En souvenir de la jeune adolescente enceinte rebelle de la Martinique

En souvenir de la jeune adolescente enceinte rebelle de la Martinique

Pour la France et nombre de ses anciennes colonies d'outre-mer, Jeanne d'Arc est l'héroïne nationale suprême: la jeune femme qui est sortie de nulle part et, armée principalement du feu brûlant de la conviction, a conduit son peuple à la victoire et à la liberté. Mais la Martinique a une autre héroïne qui est sortie du bayou armée du feu brûlant de… eh bien, feu: Lumina Sophie dite Surprise.

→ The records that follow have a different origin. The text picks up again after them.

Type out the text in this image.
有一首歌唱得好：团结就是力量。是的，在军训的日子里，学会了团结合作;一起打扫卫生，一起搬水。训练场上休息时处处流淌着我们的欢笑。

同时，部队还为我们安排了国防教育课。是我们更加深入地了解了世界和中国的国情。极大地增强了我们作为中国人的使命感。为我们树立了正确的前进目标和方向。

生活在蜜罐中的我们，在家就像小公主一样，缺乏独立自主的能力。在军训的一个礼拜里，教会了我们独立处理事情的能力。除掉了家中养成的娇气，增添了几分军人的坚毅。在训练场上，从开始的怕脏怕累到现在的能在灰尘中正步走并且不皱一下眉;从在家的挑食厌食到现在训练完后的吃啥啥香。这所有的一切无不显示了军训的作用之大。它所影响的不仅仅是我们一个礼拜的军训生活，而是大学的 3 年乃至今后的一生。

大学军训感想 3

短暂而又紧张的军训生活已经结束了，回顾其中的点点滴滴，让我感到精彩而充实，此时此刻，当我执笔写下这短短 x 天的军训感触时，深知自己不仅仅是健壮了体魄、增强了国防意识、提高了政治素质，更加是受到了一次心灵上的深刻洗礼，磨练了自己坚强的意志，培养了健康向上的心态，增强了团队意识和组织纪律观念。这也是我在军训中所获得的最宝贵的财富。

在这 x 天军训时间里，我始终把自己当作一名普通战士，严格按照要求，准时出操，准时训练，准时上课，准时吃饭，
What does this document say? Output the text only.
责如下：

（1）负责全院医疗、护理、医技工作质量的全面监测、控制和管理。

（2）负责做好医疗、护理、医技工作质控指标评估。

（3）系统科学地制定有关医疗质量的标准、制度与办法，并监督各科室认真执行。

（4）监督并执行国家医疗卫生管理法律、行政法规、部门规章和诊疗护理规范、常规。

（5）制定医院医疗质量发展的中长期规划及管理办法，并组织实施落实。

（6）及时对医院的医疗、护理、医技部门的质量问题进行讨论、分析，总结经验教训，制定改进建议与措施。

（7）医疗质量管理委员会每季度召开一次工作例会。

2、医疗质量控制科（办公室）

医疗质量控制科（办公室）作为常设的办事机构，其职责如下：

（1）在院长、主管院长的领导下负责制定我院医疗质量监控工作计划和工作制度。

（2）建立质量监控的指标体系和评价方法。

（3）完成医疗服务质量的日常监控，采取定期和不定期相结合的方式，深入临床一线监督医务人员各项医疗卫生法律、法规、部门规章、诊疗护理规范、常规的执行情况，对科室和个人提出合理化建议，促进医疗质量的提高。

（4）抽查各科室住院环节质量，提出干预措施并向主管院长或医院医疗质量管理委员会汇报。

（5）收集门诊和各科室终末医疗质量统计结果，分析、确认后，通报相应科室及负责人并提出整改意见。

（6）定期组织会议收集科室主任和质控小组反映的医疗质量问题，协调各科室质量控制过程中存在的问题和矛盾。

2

On se souvient de Lumina comme l’un des chefs de l’insurrection de 1870 de son île. C’est peut-être plus difficile pour la France d’idéaliser son histoire, étant donné que les colons européens en sont les méchants. Ou peut-être que le racisme persiste dans la culture française - comme en témoignent les manifestations lorsqu'une adolescent métisse a été choisie plus tôt cette année pour représenter Jeanne d'Arc lors d'un spectacle annuel.
«Pour moi, c’était comme une Jeanne d’Arc créole», raconte Suzanne Dracius, qui a écrit une pièce sur la vie de Lumina après qu’un récit de l’insurrection de 1870 lui avait été donné par un libraire près de la Seine. «Il y a tellement de similitudes entre elles: des jeunes femmes qui ont quitté leur petit univers serein pour se mettre en danger et se battre. Mais il y a des différences: Lumina était enceinte. Et Lumina lisait les journaux. »Mais quand Dracius a visité un musée d’histoire en Martinique, le nom de Lumina a été à peine mentionné. La pièce de Dracius de 2005, Lumina Sophie dite Surprise, a ravivé l’intérêt pour elle en tant qu’héroïne. Maintenant, il y a des chansons d'artistes locaux sur Lumina, ainsi qu'un gratte-ciel et un lycée qui portent son nom.
Lumina a organisé un groupe de Pétroleuses - des femmes insurrectionnelles qui ont partagé un nom avec les légendaires combattants de la Commune de Paris quelques mois auparavant.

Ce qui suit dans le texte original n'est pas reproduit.